Alibaba has also launched itself in the streaming video wars, with its 2016 purchase of streaming service Youku Tudou. This quarter, video subscribers skyrocketed 160%, leading to a 44% increase in digital media and entertainment revenue, which includes both Youku as well as Alibaba's UCWeb browser business.
But growth comes at a cost
While top-line numbers are clearly impressive, investors should know that profits told a different story, with adjusted EBITA (earnings before interest, taxes, and amortization) margins falling from 39% to 27% in the recent quarter. Alibaba is suffering from the "good" problem of trying to expand meaningfully off an incredible core business (Taobao and T-mall).

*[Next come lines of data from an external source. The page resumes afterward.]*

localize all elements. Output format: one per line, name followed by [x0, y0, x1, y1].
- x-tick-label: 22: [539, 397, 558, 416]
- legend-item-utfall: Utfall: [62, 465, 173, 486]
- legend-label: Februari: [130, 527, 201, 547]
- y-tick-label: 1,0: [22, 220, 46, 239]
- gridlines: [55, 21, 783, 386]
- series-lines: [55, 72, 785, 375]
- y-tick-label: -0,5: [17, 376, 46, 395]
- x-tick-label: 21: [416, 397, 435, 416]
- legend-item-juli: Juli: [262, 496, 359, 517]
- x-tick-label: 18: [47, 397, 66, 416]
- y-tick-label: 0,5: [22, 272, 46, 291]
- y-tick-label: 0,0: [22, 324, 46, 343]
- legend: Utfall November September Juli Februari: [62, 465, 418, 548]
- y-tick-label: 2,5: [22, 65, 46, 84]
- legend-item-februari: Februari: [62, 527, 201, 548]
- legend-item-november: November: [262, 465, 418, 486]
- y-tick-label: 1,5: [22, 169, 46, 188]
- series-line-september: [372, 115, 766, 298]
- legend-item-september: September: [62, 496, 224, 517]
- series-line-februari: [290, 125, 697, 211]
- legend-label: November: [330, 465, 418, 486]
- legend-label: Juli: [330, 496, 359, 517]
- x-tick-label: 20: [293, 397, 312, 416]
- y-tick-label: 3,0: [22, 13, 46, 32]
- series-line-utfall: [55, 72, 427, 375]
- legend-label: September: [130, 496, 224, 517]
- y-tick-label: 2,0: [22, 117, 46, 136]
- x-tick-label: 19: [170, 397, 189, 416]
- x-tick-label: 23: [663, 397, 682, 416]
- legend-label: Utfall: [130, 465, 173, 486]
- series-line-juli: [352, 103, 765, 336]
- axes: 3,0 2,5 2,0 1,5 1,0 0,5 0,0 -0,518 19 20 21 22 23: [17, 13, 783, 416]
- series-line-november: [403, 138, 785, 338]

For instance, its new retail segment carries lower margins than Alibaba's asset-light e-commerce platform, lowering core commerce EBITA margins from 59% to 43%. In addition, cloud and digital media each have negative EBITA margins, with cloud at negative (8%) and digital media margins a whopping negative (49%). Alibaba also has other cost centers such as its "innovation initiatives," which include a new digital map product and an enterprise messaging service. This segment had negative (87%) margins last quarter, which also weighed on results.
Not time to panic
But while these segments all weighed on profits, the future seems bright. Alibaba is attempting to revolutionize the retail scene in what will one day be the world's largest economy. In addition, streaming video services in other parts of the world (ahem, Netflix) have garnered high valuations despite negative cash flow, while Amazon and others have shown a more mature cloud business can be very profitable.
To me, Alibaba's growth outweighs its margin compression. Stick with this Chinese leader.